К вечеру представился случай. Лариса, нарядившись в своё лучшее платье и обильно побрызгавшись Ниниными духами, объявила:
—Мы с Игорем ненадолго. Дело одно. Дима, ты тут.
—Ага, — донёсся из комнаты равнодушный голос.
Дверь захлопнулась. В квартире воцарилась непривычная тишина, нарушаемая лишь стрекотом клавиатуры из-за двери Димы. Нина стояла посреди гостиной, слушая, как стучит её собственное сердце. Она посмотрела на Сергея, который пытался смотреть телевизор, но его взгляд был пустым.
—Я поменяю им постельное бельё, — вдруг чётко проговорила она вслух, как будто оправдываясь перед самой собой. — Они же уже неделю спят. Не порядок.

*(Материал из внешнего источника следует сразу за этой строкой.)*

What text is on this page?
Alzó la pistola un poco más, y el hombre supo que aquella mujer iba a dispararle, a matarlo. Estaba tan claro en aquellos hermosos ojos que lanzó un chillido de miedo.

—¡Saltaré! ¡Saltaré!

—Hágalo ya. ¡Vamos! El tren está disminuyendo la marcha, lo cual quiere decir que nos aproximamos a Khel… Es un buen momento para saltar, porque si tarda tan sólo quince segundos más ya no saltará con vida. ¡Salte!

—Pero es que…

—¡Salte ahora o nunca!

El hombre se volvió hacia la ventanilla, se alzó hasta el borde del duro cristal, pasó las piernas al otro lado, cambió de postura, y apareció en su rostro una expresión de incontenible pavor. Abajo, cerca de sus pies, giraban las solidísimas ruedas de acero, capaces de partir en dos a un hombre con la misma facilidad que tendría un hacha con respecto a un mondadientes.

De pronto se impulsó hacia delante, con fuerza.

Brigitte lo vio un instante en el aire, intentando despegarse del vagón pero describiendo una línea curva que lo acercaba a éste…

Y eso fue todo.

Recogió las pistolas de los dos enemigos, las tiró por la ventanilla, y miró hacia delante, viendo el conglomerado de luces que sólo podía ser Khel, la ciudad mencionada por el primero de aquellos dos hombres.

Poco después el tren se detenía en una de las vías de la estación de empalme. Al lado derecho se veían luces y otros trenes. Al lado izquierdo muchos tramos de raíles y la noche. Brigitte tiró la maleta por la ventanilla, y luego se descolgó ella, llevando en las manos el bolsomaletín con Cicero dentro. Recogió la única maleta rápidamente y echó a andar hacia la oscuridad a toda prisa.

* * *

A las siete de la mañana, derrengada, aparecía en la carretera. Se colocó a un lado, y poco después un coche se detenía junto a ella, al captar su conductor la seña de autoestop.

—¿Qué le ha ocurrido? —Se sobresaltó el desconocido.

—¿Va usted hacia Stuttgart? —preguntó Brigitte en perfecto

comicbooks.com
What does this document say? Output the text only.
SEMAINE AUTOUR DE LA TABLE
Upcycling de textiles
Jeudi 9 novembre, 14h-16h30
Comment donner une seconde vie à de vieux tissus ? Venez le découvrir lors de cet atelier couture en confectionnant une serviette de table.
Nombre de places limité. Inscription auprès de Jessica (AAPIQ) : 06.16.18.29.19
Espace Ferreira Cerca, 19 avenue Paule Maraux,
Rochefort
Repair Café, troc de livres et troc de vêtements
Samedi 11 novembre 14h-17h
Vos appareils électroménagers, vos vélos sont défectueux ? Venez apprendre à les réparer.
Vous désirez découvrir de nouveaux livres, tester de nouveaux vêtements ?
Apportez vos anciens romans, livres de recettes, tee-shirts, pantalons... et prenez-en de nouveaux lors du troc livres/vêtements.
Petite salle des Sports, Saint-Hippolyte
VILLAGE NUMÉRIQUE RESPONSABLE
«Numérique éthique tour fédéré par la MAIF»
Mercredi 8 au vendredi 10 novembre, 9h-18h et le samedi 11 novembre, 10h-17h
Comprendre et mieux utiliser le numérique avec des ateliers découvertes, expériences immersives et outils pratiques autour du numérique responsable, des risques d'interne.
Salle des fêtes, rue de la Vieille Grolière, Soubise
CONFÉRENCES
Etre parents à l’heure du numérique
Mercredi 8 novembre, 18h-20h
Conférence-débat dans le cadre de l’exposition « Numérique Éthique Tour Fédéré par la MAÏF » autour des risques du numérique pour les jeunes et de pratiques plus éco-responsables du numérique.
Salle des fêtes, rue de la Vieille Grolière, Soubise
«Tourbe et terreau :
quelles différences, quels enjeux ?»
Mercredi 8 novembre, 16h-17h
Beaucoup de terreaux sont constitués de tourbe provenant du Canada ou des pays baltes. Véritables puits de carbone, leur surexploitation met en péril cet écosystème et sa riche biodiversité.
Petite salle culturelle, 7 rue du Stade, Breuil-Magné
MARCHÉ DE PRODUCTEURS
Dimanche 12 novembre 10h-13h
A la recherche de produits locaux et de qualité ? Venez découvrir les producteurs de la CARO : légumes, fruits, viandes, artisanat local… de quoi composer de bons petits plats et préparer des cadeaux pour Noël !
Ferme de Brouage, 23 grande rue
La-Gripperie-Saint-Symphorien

Сергей кивнул, не вникая. Для него это звучало как возвращение к норме, к роли заботливой хозяйки.
Нина набрала в грудь воздуха и взяла с балкона чистый комплект белья. Она постучала в дверь гостевой комнаты.
—Дима, я поменяю постель.
—Заходи, — буркнул он, не отрываясь от монитора.
Комната была в характерном для них беспорядке. На двухспальной кровати смятое бельё, на стуле — груда вещей Ларисы, на столе — пачка сигарет Игоря, крошки и несколько пустых банок из-под газировки. Воздух был спёртый, пахло потом и чужим парфюмом.
Нина, стараясь не смотреть по сторонам, быстро сдернула пододеяльник и наволочки. Она собрала их в охапку и уже хотела выйти, чтобы не искушать себя, но взгляд её упал на кровать. На освободившейся подушке, той, что была ближе к тумбочке Игоря, лежал небрежно свёрнутый листок бумаги. Что-то в его неестественном положении, будто его поспешно сунули под наволочку, привлекло внимание.
Осторожно, прислушиваясь к стрекотанию клавиатуры из-за стены, она развернула листок. Это была распечатка с сайта какого-то юридического консультанта. Заголовок гласил: «Признание права собственности на долю в наследстве через суд. Исковая давность». Некоторые пункты были подчёркнуты жёлтым маркером. Руки у Нины похолодели.
Она бросила взгляд на дверь. Тишина. Сердце колотилось теперь не от страха, а от азарта охотника, напавшего на след. Она быстро надела свежий пододеяльник, действуя на автомате. Мысли лихорадочно работали. «Они не просто так это читают. Они готовятся».
Беспорядок в комнате, который раньше лишь раздражал, теперь казался полем для поиска. Она отодвинула стул с грудой вещей. Под свитером Ларисы лежала папка-скоросшиватель, обычная, картонная, синего цвета. Та, которую Нина раньше не замечала. Она приоткрыла крышку. Внутри — стопка бумаг.
Дыхание перехватило. Нина вынула папку и, присев на край постели, начала листать. Это не было аккуратным досье. Скорее, свалка документов и выписок. Но каждая была ударом по сознанию.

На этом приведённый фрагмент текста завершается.